This image is the cover for the book Fearful Symmetry, The Sara Selkirk Mysteries

Fearful Symmetry, The Sara Selkirk Mysteries

The town of Bath has taken on a new melody: murder

The elegant but sedate city of Bath might not be an obvious place for an international musician to settle down, but Sara Selkirk finds herself drawn back to the town. It doesn’t hurt that the dreamy DCI Andrew Poole, Sara’s friend and only pupil, lives there. In this, the second of Morag Joss’s Sara Selkirk Mysteries, Joss’s Bath is once again the city that readers want to get lost in.

Sara’s attraction to Andrew leads her to do something a musician of her caliber would never normally do: She joins him in the Circus Opera Group, Bath’s community opera society. This isn’t Covent Garden. The interpersonal politics of aging divas, two vain composers, and an overeager protégée are plenty for Sara to deal with—murder, on the other hand, is something else entirely.
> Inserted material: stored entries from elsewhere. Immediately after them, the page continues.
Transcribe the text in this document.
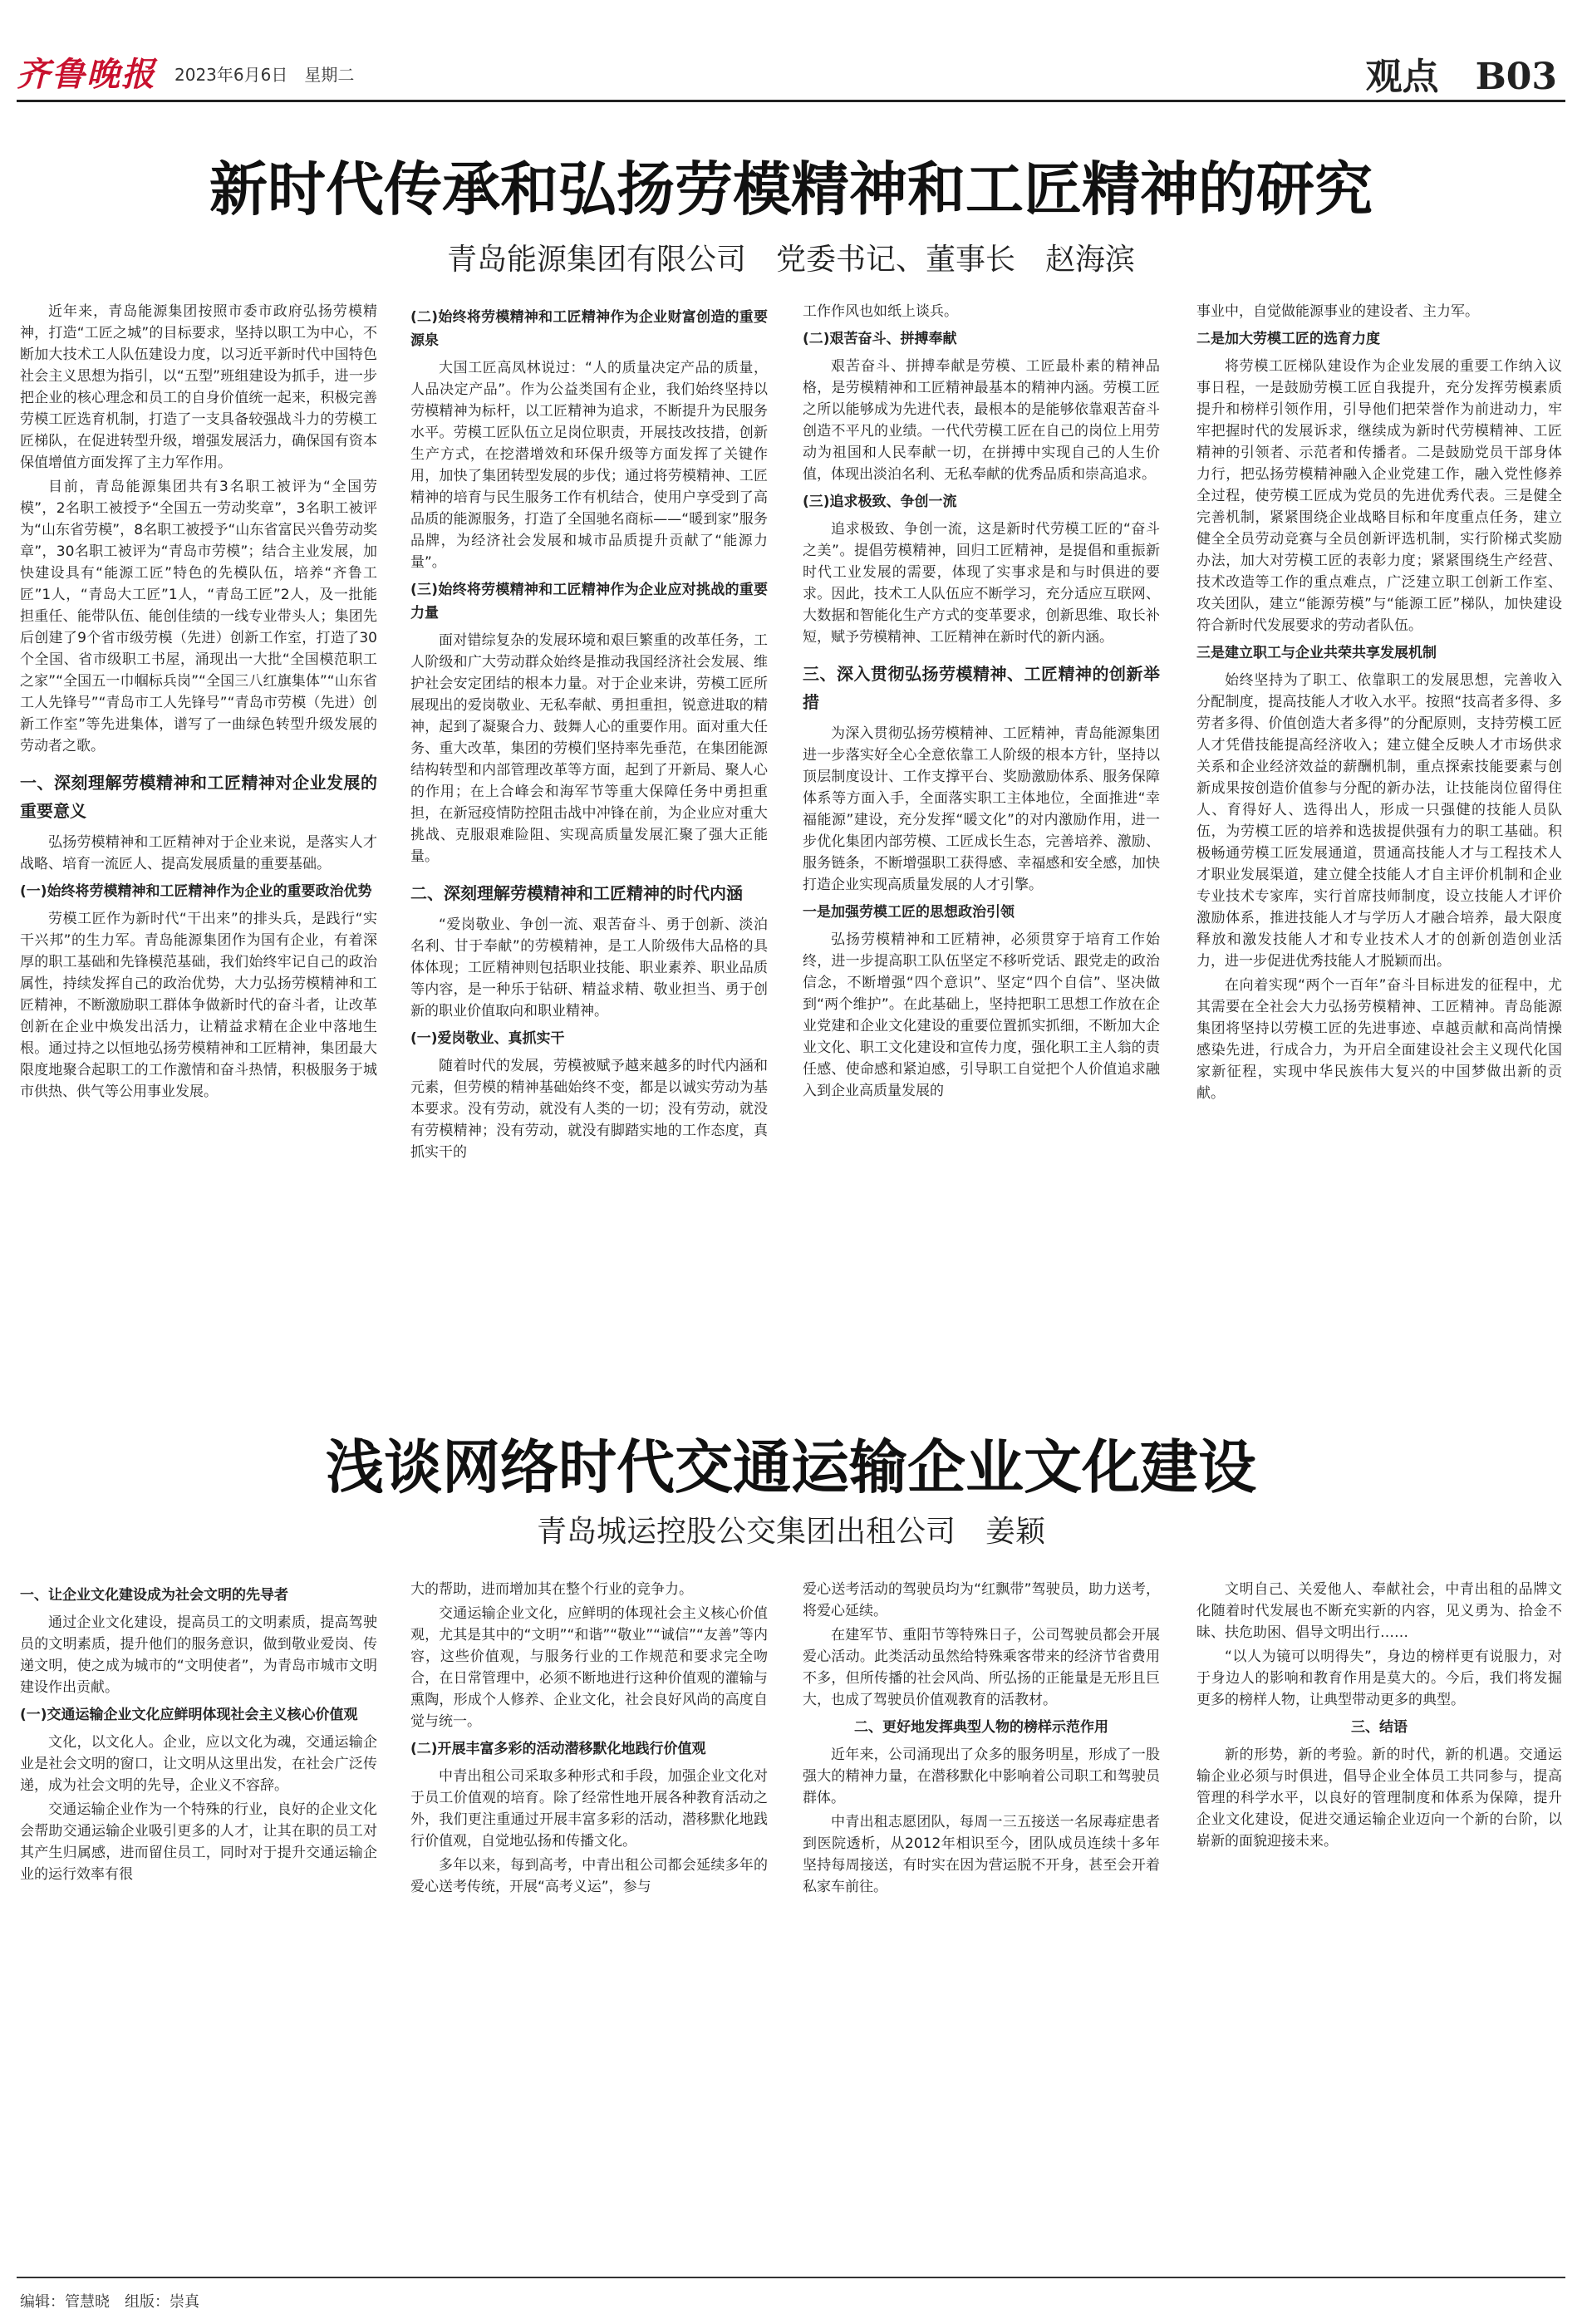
齐鲁晚报 2023年6月6日　星期二	观点　B03
新时代传承和弘扬劳模精神和工匠精神的研究
青岛能源集团有限公司　党委书记、董事长　赵海滨

近年来，青岛能源集团按照市委市政府弘扬劳模精神，打造“工匠之城”的目标要求，坚持以职工为中心，不断加大技术工人队伍建设力度，以习近平新时代中国特色社会主义思想为指引，以“五型”班组建设为抓手，进一步把企业的核心理念和员工的自身价值统一起来，积极完善劳模工匠选育机制，打造了一支具备较强战斗力的劳模工匠梯队，在促进转型升级，增强发展活力，确保国有资本保值增值方面发挥了主力军作用。

目前，青岛能源集团共有3名职工被评为“全国劳模”，2名职工被授予“全国五一劳动奖章”，3名职工被评为“山东省劳模”，8名职工被授予“山东省富民兴鲁劳动奖章”，30名职工被评为“青岛市劳模”；结合主业发展，加快建设具有“能源工匠”特色的先模队伍，培养“齐鲁工匠”1人，“青岛大工匠”1人，“青岛工匠”2人，及一批能担重任、能带队伍、能创佳绩的一线专业带头人；集团先后创建了9个省市级劳模（先进）创新工作室，打造了30个全国、省市级职工书屋，涌现出一大批“全国模范职工之家”“全国五一巾帼标兵岗”“全国三八红旗集体”“山东省工人先锋号”“青岛市工人先锋号”“青岛市劳模（先进）创新工作室”等先进集体，谱写了一曲绿色转型升级发展的劳动者之歌。

一、深刻理解劳模精神和工匠精神对企业发展的重要意义

弘扬劳模精神和工匠精神对于企业来说，是落实人才战略、培育一流匠人、提高发展质量的重要基础。

(一)始终将劳模精神和工匠精神作为企业的重要政治优势

劳模工匠作为新时代“干出来”的排头兵，是践行“实干兴邦”的生力军。青岛能源集团作为国有企业，有着深厚的职工基础和先锋模范基础，我们始终牢记自己的政治属性，持续发挥自己的政治优势，大力弘扬劳模精神和工匠精神，不断激励职工群体争做新时代的奋斗者，让改革创新在企业中焕发出活力，让精益求精在企业中落地生根。通过持之以恒地弘扬劳模精神和工匠精神，集团最大限度地聚合起职工的工作激情和奋斗热情，积极服务于城市供热、供气等公用事业发展。

(二)始终将劳模精神和工匠精神作为企业财富创造的重要源泉

大国工匠高凤林说过：“人的质量决定产品的质量，人品决定产品”。作为公益类国有企业，我们始终坚持以劳模精神为标杆，以工匠精神为追求，不断提升为民服务水平。劳模工匠队伍立足岗位职责，开展技改技措，创新生产方式，在挖潜增效和环保升级等方面发挥了关键作用，加快了集团转型发展的步伐；通过将劳模精神、工匠精神的培育与民生服务工作有机结合，使用户享受到了高品质的能源服务，打造了全国驰名商标——“暖到家”服务品牌，为经济社会发展和城市品质提升贡献了“能源力量”。

(三)始终将劳模精神和工匠精神作为企业应对挑战的重要力量

面对错综复杂的发展环境和艰巨繁重的改革任务，工人阶级和广大劳动群众始终是推动我国经济社会发展、维护社会安定团结的根本力量。对于企业来讲，劳模工匠所展现出的爱岗敬业、无私奉献、勇担重担，锐意进取的精神，起到了凝聚合力、鼓舞人心的重要作用。面对重大任务、重大改革，集团的劳模们坚持率先垂范，在集团能源结构转型和内部管理改革等方面，起到了开新局、聚人心的作用；在上合峰会和海军节等重大保障任务中勇担重担，在新冠疫情防控阻击战中冲锋在前，为企业应对重大挑战、克服艰难险阻、实现高质量发展汇聚了强大正能量。

二、深刻理解劳模精神和工匠精神的时代内涵

“爱岗敬业、争创一流、艰苦奋斗、勇于创新、淡泊名利、甘于奉献”的劳模精神，是工人阶级伟大品格的具体体现；工匠精神则包括职业技能、职业素养、职业品质等内容，是一种乐于钻研、精益求精、敬业担当、勇于创新的职业价值取向和职业精神。

(一)爱岗敬业、真抓实干

随着时代的发展，劳模被赋予越来越多的时代内涵和元素，但劳模的精神基础始终不变，都是以诚实劳动为基本要求。没有劳动，就没有人类的一切；没有劳动，就没有劳模精神；没有劳动，就没有脚踏实地的工作态度，真抓实干的

工作作风也如纸上谈兵。

(二)艰苦奋斗、拼搏奉献

艰苦奋斗、拼搏奉献是劳模、工匠最朴素的精神品格，是劳模精神和工匠精神最基本的精神内涵。劳模工匠之所以能够成为先进代表，最根本的是能够依靠艰苦奋斗创造不平凡的业绩。一代代劳模工匠在自己的岗位上用劳动为祖国和人民奉献一切，在拼搏中实现自己的人生价值，体现出淡泊名利、无私奉献的优秀品质和崇高追求。

(三)追求极致、争创一流

追求极致、争创一流，这是新时代劳模工匠的“奋斗之美”。提倡劳模精神，回归工匠精神，是提倡和重振新时代工业发展的需要，体现了实事求是和与时俱进的要求。因此，技术工人队伍应不断学习，充分适应互联网、大数据和智能化生产方式的变革要求，创新思维、取长补短，赋予劳模精神、工匠精神在新时代的新内涵。

三、深入贯彻弘扬劳模精神、工匠精神的创新举措

为深入贯彻弘扬劳模精神、工匠精神，青岛能源集团进一步落实好全心全意依靠工人阶级的根本方针，坚持以顶层制度设计、工作支撑平台、奖励激励体系、服务保障体系等方面入手，全面落实职工主体地位，全面推进“幸福能源”建设，充分发挥“暖文化”的对内激励作用，进一步优化集团内部劳模、工匠成长生态，完善培养、激励、服务链条，不断增强职工获得感、幸福感和安全感，加快打造企业实现高质量发展的人才引擎。

一是加强劳模工匠的思想政治引领

弘扬劳模精神和工匠精神，必须贯穿于培育工作始终，进一步提高职工队伍坚定不移听党话、跟党走的政治信念，不断增强“四个意识”、坚定“四个自信”、坚决做到“两个维护”。在此基础上，坚持把职工思想工作放在企业党建和企业文化建设的重要位置抓实抓细，不断加大企业文化、职工文化建设和宣传力度，强化职工主人翁的责任感、使命感和紧迫感，引导职工自觉把个人价值追求融入到企业高质量发展的

事业中，自觉做能源事业的建设者、主力军。

二是加大劳模工匠的选育力度

将劳模工匠梯队建设作为企业发展的重要工作纳入议事日程，一是鼓励劳模工匠自我提升，充分发挥劳模素质提升和榜样引领作用，引导他们把荣誉作为前进动力，牢牢把握时代的发展诉求，继续成为新时代劳模精神、工匠精神的引领者、示范者和传播者。二是鼓励党员干部身体力行，把弘扬劳模精神融入企业党建工作，融入党性修养全过程，使劳模工匠成为党员的先进优秀代表。三是健全完善机制，紧紧围绕企业战略目标和年度重点任务，建立健全全员劳动竞赛与全员创新评选机制，实行阶梯式奖励办法，加大对劳模工匠的表彰力度；紧紧围绕生产经营、技术改造等工作的重点难点，广泛建立职工创新工作室、攻关团队，建立“能源劳模”与“能源工匠”梯队，加快建设符合新时代发展要求的劳动者队伍。

三是建立职工与企业共荣共享发展机制

始终坚持为了职工、依靠职工的发展思想，完善收入分配制度，提高技能人才收入水平。按照“技高者多得、多劳者多得、价值创造大者多得”的分配原则，支持劳模工匠人才凭借技能提高经济收入；建立健全反映人才市场供求关系和企业经济效益的薪酬机制，重点探索技能要素与创新成果按创造价值参与分配的新办法，让技能岗位留得住人、育得好人、选得出人，形成一只强健的技能人员队伍，为劳模工匠的培养和选拔提供强有力的职工基础。积极畅通劳模工匠发展通道，贯通高技能人才与工程技术人才职业发展渠道，建立健全技能人才自主评价机制和企业专业技术专家库，实行首席技师制度，设立技能人才评价激励体系，推进技能人才与学历人才融合培养，最大限度释放和激发技能人才和专业技术人才的创新创造创业活力，进一步促进优秀技能人才脱颖而出。

在向着实现“两个一百年”奋斗目标进发的征程中，尤其需要在全社会大力弘扬劳模精神、工匠精神。青岛能源集团将坚持以劳模工匠的先进事迹、卓越贡献和高尚情操感染先进，行成合力，为开启全面建设社会主义现代化国家新征程，实现中华民族伟大复兴的中国梦做出新的贡献。

浅谈网络时代交通运输企业文化建设
青岛城运控股公交集团出租公司　姜颖

一、让企业文化建设成为社会文明的先导者

通过企业文化建设，提高员工的文明素质，提高驾驶员的文明素质，提升他们的服务意识，做到敬业爱岗、传递文明，使之成为城市的“文明使者”，为青岛市城市文明建设作出贡献。

(一)交通运输企业文化应鲜明体现社会主义核心价值观

文化，以文化人。企业，应以文化为魂，交通运输企业是社会文明的窗口，让文明从这里出发，在社会广泛传递，成为社会文明的先导，企业义不容辞。

交通运输企业作为一个特殊的行业，良好的企业文化会帮助交通运输企业吸引更多的人才，让其在职的员工对其产生归属感，进而留住员工，同时对于提升交通运输企业的运行效率有很

大的帮助，进而增加其在整个行业的竞争力。

交通运输企业文化，应鲜明的体现社会主义核心价值观，尤其是其中的“文明”“和谐”“敬业”“诚信”“友善”等内容，这些价值观，与服务行业的工作规范和要求完全吻合，在日常管理中，必须不断地进行这种价值观的灌输与熏陶，形成个人修养、企业文化，社会良好风尚的高度自觉与统一。

(二)开展丰富多彩的活动潜移默化地践行价值观

中青出租公司采取多种形式和手段，加强企业文化对于员工价值观的培育。除了经常性地开展各种教育活动之外，我们更注重通过开展丰富多彩的活动，潜移默化地践行价值观，自觉地弘扬和传播文化。

多年以来，每到高考，中青出租公司都会延续多年的爱心送考传统，开展“高考义运”，参与

爱心送考活动的驾驶员均为“红飘带”驾驶员，助力送考，将爱心延续。

在建军节、重阳节等特殊日子，公司驾驶员都会开展爱心活动。此类活动虽然给特殊乘客带来的经济节省费用不多，但所传播的社会风尚、所弘扬的正能量是无形且巨大，也成了驾驶员价值观教育的活教材。

二、更好地发挥典型人物的榜样示范作用

近年来，公司涌现出了众多的服务明星，形成了一股强大的精神力量，在潜移默化中影响着公司职工和驾驶员群体。

中青出租志愿团队，每周一三五接送一名尿毒症患者到医院透析，从2012年相识至今，团队成员连续十多年坚持每周接送，有时实在因为营运脱不开身，甚至会开着私家车前往。

文明自己、关爱他人、奉献社会，中青出租的品牌文化随着时代发展也不断充实新的内容，见义勇为、拾金不昧、扶危助困、倡导文明出行……

“以人为镜可以明得失”，身边的榜样更有说服力，对于身边人的影响和教育作用是莫大的。今后，我们将发掘更多的榜样人物，让典型带动更多的典型。

三、结语

新的形势，新的考验。新的时代，新的机遇。交通运输企业必须与时俱进，倡导企业全体员工共同参与，提高管理的科学水平，以良好的管理制度和体系为保障，提升企业文化建设，促进交通运输企业迈向一个新的台阶，以崭新的面貌迎接未来。

编辑：管慧晓　组版：崇真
As the investigation preoccupying Andrew hits closer to home for Sara, it is up to her to find the pattern in the killings before it’s too late.

Morag Joss

Morag Joss’s writing career began in 1996 when her first short story won an award in a national competition. Starting to write, she says, meant “discovering a lifelong ambition I didn’t know I had.” Joss’s first three novels comprise the Sara Selkirk Mysteries, the first of which, Funeral Music, was a finalist for the Dilys Award. Half Broken Things won the Crime Writers’ Association’s Silver Dagger Award and was later adapted into a TV film starring Penelope Wilton, and The Night Following was nominated for the Edgar Award for Best Novel. Some critics describe Joss’s work as psychological suspense and others as literary fiction. She received a PhD from Oxford Brookes University in 2014 and is now at work on her ninth novel, Good to Go.